M.Sc Thesis
M.Sc Student Granot Yaron The Equidistance Index of Population Structure Department of Medicine Professor Karl Skorecki

Abstract

Measures of differentiation are central to population genetics, with applications ranging from phylogenetics and conservation biology to medical genomics. One of the most widely used statistics for summarizing population differentiation is FST, derived from the ratio of genetic diversity within and between populations. However, because FST treats populations as points (means) rather than ranges (deviations from the mean), it does not directly reflect the strength of separation between population clusters. In order to obtain a measure that is more consistent with clustering and classification, we propose substituting the mean in the FST equation with the standard deviation, thereby deriving a novel measure of population separability, denoted EST.

Conceptually, EST is formulated in three steps: (1) Population cluster tightness is defined in terms of departures from random mating or panmixia. (2) Panmixia is defined in terms of pairwise equidistance between individuals. (3) Departures from equidistance are defined in terms of the standard deviation of pairwise distances. EST reflects the decrease in panmixia when subpopulations are pooled. The general formula is: EST = 1-SDS/SDT, where SDS and SDT represent the standard deviations of pairwise distances in subpopulations and in the total (pooled) population. Unlike FST, which is weighed down by diversity within populations, EST is weighed down by structure or stratification within populations. Since diversity is usually much greater than stratification, EST is usually much higher than FST. Both metrics typically have a 0-1 range, where high EST values (approaching 1) indicate strong population separation, even if the vast majority of genetic variation is shared across populations (FST is close to zero).

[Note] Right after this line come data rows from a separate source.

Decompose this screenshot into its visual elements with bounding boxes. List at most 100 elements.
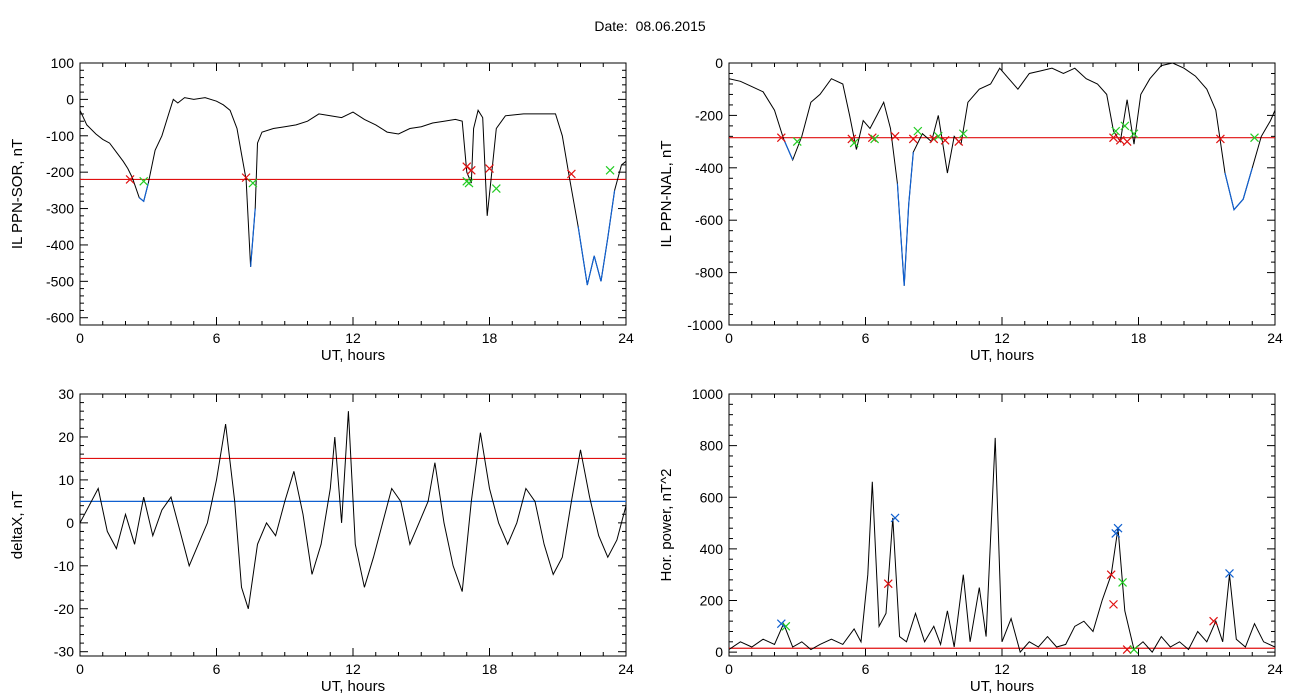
- red-marker: [929, 134, 939, 144]
- chart-sor: 0 6 12 18 24 -600 -500 -400 -300 -200 -100 0 100 UT, …: [9, 55, 634, 364]
- y-tick-label: -400: [695, 160, 723, 176]
- red-marker: [883, 579, 893, 589]
- y-tick-label: -500: [46, 273, 74, 289]
- y-tick-label: -100: [46, 128, 74, 144]
- y-tick-label: 0: [715, 644, 723, 660]
- y-tick-label: 0: [66, 515, 74, 531]
- blue-marker: [1225, 568, 1234, 578]
- x-tick-label: 6: [862, 330, 870, 346]
- red-marker: [566, 169, 576, 179]
- x-tick-label: 24: [618, 661, 634, 677]
- y-tick-label: 200: [700, 593, 724, 609]
- green-marker: [139, 176, 149, 186]
- y-axis-label: IL PPN-SOR, nT: [9, 139, 26, 249]
- green-marker: [958, 129, 968, 139]
- x-axis-label: UT, hours: [970, 347, 1034, 364]
- x-axis-label: UT, hours: [321, 347, 385, 364]
- x-tick-label: 24: [1267, 330, 1283, 346]
- green-marker: [491, 184, 501, 193]
- red-marker: [485, 164, 494, 173]
- y-tick-label: 0: [715, 55, 723, 71]
- x-tick-label: 18: [482, 661, 498, 677]
- plot-frame: [79, 62, 627, 326]
- red-marker: [1122, 645, 1132, 654]
- y-tick-label: 10: [58, 472, 74, 488]
- x-tick-label: 18: [482, 330, 498, 346]
- red-marker: [1215, 134, 1225, 144]
- blue-marker: [1111, 528, 1121, 538]
- green-marker: [1118, 578, 1127, 587]
- y-tick-label: 800: [700, 438, 724, 454]
- x-tick-label: 12: [994, 330, 1010, 346]
- x-tick-label: 6: [213, 330, 221, 346]
- series-disturbed: [138, 182, 616, 286]
- chart-nal: 0 6 12 18 24 -1000 -800 -600 -400 -200 0 UT, hours I…: [658, 55, 1283, 364]
- x-axis-label: UT, hours: [321, 678, 385, 695]
- x-tick-label: 0: [76, 330, 84, 346]
- x-tick-label: 0: [76, 661, 84, 677]
- green-marker: [1111, 126, 1121, 136]
- green-marker: [1129, 645, 1139, 654]
- y-tick-label: -1000: [687, 317, 723, 333]
- x-tick-label: 12: [345, 661, 361, 677]
- red-marker: [466, 165, 476, 175]
- green-marker: [933, 131, 943, 141]
- x-tick-label: 0: [725, 330, 733, 346]
- red-marker: [940, 135, 950, 145]
- series-line: [729, 437, 1275, 654]
- x-tick-label: 12: [345, 330, 361, 346]
- plot-frame: [728, 393, 1276, 657]
- y-axis-label: deltaX, nT: [9, 491, 26, 559]
- red-marker: [1209, 616, 1218, 626]
- y-tick-label: -800: [695, 265, 723, 281]
- red-marker: [908, 134, 918, 144]
- x-tick-label: 24: [1267, 661, 1283, 677]
- red-marker: [462, 162, 472, 172]
- y-axis-label: IL PPN-NAL, nT: [658, 141, 675, 248]
- plot-area: [80, 97, 626, 286]
- blue-marker: [890, 513, 900, 523]
- x-tick-label: 6: [862, 661, 870, 677]
- x-tick-label: 12: [994, 661, 1010, 677]
- series-line: [80, 411, 626, 609]
- y-axis-label: Hor. power, nT^2: [658, 469, 675, 582]
- green-marker: [792, 137, 802, 147]
- series-line: [729, 63, 1275, 286]
- y-tick-label: -200: [46, 164, 74, 180]
- y-tick-label: -600: [46, 310, 74, 326]
- y-tick-label: -600: [695, 212, 723, 228]
- green-marker: [913, 126, 923, 136]
- y-tick-label: 30: [58, 386, 74, 402]
- red-marker: [1106, 570, 1116, 580]
- green-marker: [464, 178, 474, 188]
- plot-area: [729, 437, 1275, 654]
- y-tick-label: 1000: [692, 386, 723, 402]
- figure-title: Date: 08.06.2015: [594, 18, 706, 34]
- y-tick-label: 400: [700, 541, 724, 557]
- green-marker: [849, 138, 859, 148]
- y-tick-label: -20: [54, 601, 74, 617]
- y-tick-label: -10: [54, 558, 74, 574]
- y-tick-label: 20: [58, 429, 74, 445]
- green-marker: [1250, 133, 1259, 143]
- y-tick-label: -400: [46, 237, 74, 253]
- red-marker: [1122, 137, 1132, 147]
- red-marker: [890, 131, 900, 141]
- red-marker: [847, 134, 857, 144]
- plot-area: [80, 411, 626, 609]
- red-marker: [1109, 599, 1118, 609]
- red-marker: [954, 137, 964, 147]
- plot-frame: [79, 393, 627, 657]
- plot-area: [729, 63, 1275, 286]
- y-tick-label: -300: [46, 201, 74, 217]
- x-tick-label: 0: [725, 661, 733, 677]
- red-marker: [241, 173, 251, 183]
- green-marker: [1129, 129, 1139, 139]
- chart-deltax: 0 6 12 18 24 -30 -20 -10 0 10 20 30 UT, hours deltaX,…: [9, 386, 634, 695]
- red-marker: [776, 133, 786, 143]
- y-tick-label: 100: [51, 55, 75, 71]
- x-tick-label: 18: [1131, 330, 1147, 346]
- green-marker: [781, 621, 791, 631]
- green-marker: [248, 178, 258, 188]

We ranked 60 Human (HGDP) population pairs based on FST and EST. FST ranged from 0 to 0.3, averaging at 0.07, while EST spanned nearly the entire 0-1 range, with an average of 0.66. FST values corresponding to EST ≈ 0.5 range from 0.005 in large panmictic populations to 0.1 in small isolated populations. The wide range of FST values for a given level of EST implies that the two metrics capture different aspects of differentiation, a discrepancy that is most striking between the two Amazonian tribes. In terms of FST, the Karitiana are as diverged from the nearby Surui (FST=0.13) as they are from the Mongola on the other side of the world. By contrast, EST ranking indicates a far greater divergence between the Karitiana and Mongola (0.87) than between the Karitiana and Surui (0.58), which seems more consistent with classification based on phenotypic, linguistic, or geographic classification. Thus, EST may at times outperform FST in identifying evolutionarily significant differentiation.